TRAINING TECHNIQUES:
POOLING OUR RESOUCES
by Charlotte Blackwell

There are many training methods out there for all of us to pay to learn to use. Some are good methods and other's leave a lot to be desired. Ultimately, we must choose the methods we wish to learn and how we choose to learn them.

Concerning some of these training methods, many are grounded in age old proven training practices. My husband worked as a real cowboy in the 1950's. The basic techniques that are being used by John Lyons and Pat Parelli are the same or similar techniques Bob and some of these popular trainers learned at around the same time (1950's)from an old cowboy named Billy Bishop, Tom Dorrence and other Californios. The experience changed Bob's life and the way he trained both horses and dogs.

Bob uses his persuasive and non-confrontational round pen training methods, sometimes called by others "resistance free", first learning them from his grandfather as a youngster and later having them reinforced in the 50's as a young cowboy and horse handler by the old cowboys he worked with at the time . When it comes to working with a young, unspoiled horse Bob has not had to use forceful or abusive methods in over 40 years of training. He says there are no shortcuts in training a horse properly, just lots of wet saddle blankets.

These same techniques which Bob has used most of his life work on any breed of horse. Bob used them on the Appaloosa cutting horse(a stallion) he won the Eastern States Cutting Championship with. He could ride the stallion anywhere and do anything with him. Neither do the techniques work on just a few select horses.
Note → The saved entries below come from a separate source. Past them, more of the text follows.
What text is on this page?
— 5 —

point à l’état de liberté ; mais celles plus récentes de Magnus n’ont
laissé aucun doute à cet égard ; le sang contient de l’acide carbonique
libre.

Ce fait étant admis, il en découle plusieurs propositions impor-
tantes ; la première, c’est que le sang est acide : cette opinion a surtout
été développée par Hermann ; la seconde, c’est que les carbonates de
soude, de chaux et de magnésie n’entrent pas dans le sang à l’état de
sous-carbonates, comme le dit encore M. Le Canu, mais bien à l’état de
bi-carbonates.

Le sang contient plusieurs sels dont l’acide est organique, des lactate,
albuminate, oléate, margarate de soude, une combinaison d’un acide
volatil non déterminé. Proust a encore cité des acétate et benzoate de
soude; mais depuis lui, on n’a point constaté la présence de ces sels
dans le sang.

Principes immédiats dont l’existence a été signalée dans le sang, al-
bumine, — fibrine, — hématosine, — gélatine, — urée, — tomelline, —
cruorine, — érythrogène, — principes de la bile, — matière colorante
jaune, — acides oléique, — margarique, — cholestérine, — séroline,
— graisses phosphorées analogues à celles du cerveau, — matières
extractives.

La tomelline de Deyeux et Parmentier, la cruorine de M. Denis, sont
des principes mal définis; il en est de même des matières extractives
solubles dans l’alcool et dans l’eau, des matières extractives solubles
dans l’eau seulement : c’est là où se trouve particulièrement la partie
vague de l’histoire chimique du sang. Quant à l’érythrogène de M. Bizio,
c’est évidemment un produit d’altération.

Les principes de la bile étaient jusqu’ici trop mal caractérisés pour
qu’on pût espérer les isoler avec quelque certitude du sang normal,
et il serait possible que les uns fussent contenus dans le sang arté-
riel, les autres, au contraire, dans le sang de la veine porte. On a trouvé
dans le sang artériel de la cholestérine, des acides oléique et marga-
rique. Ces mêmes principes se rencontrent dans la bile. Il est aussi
Bob has trained many horses of various breeds and found the techniques to work consistently.

With some modifications they are also the same techniques he used in California to retrain horses which had been abused, misused, and made "unmanageable" by a combination of poor and inexperienced riders and incompetent trainers. A spoiled horse must learn to both pay attention and to respect you, so the techniques are not entirely the same as with a young inexperinced horse. The methods, however, really do work, but they are not new and not invented by some of the modern day purporters of these methods. Credit should be given to them, however, for recording what they learned about this ancient training technique, perhaps adding some variations, and presenting a method of teaching these skills to others.

Several years ago Bob went on a trail ride in which a rider's horse bolted off a cliff with its rider on it. (Fortunately, neither were severely hurt.) Of all the horses on the ride his (our foxtrotter, Widget) was the only one that was able to climb down the steep slope 20 feet to the horse and rider below.

After paramedics arrived and had everything under control someone decided that maybe they should get the tack off the horse and turn it lose. When Bob asked why, he was told that the horse "wasn't even broke to lead " and there was no way anyone was going to get on it and ride it out of the canyon after the stunt it had just pulled!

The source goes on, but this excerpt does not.